Algérie 1

Icon Collap
...

Évocation : Abdelhafid, l'ombre brisée de Kateb Yacine et Yasmina Khadra

18-09-2016 14:41  Amine Bouali

Abdelhafid habitait avec sa mère une sorte de gourbi dressé dans un coin de la cour arrière de l'hôtel Albert 1er, au centre-ville de Tlemcen. À chaque fois que j'allais lui rendre visite, pendant les années 1980, pour l'emmener prendre un café à la terrasse d'une buvette voisine, je frappais un coup sec à la porte en zinc de son abri de fortune, et il sortait aussitôt, la tête la première, comme s'il s'extirpait d'un sous-marin. Sa mère, durant la journée était souvent absente, occupée à faire des travaux ménagers chez les familles de la ville. Des fois, à la fin de la semaine, je croisais sa sœur unique, étudiante à l'université d'Oran, silencieuse, discrète, lointaine, comme drapée d'un voile de pudeur, de honte et de colère tue.

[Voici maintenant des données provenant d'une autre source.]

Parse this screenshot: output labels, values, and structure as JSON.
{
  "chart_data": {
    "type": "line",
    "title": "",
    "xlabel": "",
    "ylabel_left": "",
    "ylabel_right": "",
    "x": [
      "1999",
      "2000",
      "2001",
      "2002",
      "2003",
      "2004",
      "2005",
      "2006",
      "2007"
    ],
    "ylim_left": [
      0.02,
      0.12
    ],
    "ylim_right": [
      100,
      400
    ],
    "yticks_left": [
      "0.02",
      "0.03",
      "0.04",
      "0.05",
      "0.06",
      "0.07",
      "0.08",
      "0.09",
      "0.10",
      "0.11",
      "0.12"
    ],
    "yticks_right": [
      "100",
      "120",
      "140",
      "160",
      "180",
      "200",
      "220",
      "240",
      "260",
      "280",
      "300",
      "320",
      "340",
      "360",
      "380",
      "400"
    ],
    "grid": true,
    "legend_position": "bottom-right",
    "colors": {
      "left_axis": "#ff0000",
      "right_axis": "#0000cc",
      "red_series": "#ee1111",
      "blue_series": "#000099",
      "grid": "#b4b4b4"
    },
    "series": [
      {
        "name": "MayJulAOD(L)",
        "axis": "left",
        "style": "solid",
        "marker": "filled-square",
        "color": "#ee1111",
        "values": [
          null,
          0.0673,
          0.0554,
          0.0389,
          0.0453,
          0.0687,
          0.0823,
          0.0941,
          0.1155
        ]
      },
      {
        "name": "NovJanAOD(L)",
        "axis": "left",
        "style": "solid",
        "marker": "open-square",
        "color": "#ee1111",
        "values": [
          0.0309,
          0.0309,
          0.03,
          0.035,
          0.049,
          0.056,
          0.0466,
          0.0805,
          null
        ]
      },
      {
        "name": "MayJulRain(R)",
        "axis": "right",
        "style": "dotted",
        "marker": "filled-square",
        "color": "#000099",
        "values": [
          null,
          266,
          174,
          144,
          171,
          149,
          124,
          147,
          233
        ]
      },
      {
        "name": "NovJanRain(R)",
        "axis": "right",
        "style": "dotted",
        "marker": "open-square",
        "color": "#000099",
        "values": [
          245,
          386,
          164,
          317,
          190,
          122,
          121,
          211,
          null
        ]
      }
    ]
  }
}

Abdelhafid était fils de chahid mais n'en parlait pas ! Il fumait beaucoup à cette époque et se débrouillait comme il pouvait pour gérer, au quotidien, un mal-être qui l'a progressivement éloigné des tâches et des obligations de la vie. Passionné de théâtre, bercé de culture populaire, féru de littérature d'avant-garde, Abdelhafid hantait les bibliothèques de l'ex-Centre culturel du Parti (reconverti en gargote depuis !) et de la Maison de la culture de Tlemcen, où il passait le plus clair de ses journées.

Je savais vaguement qu'il avait été scolarisé, jeune, à l'école des Cadets de la Révolution, à la caserne du Mechouar, à Tlemcen, puis avait rejoint l'école des Cadets de Kolea par la suite. Ces écoles ouvertes, en mai 1963, dans six villes du pays (Oran, Guelma, Béchar , Laghouat, Kolea et Tlemcen) dispensaient un enseignement général et une formation paramilitaire et avaient accueilli, jusqu'à leur fermeture en 1986, des milliers d'enfants dont des fils de chouhadas et de moudjahidines.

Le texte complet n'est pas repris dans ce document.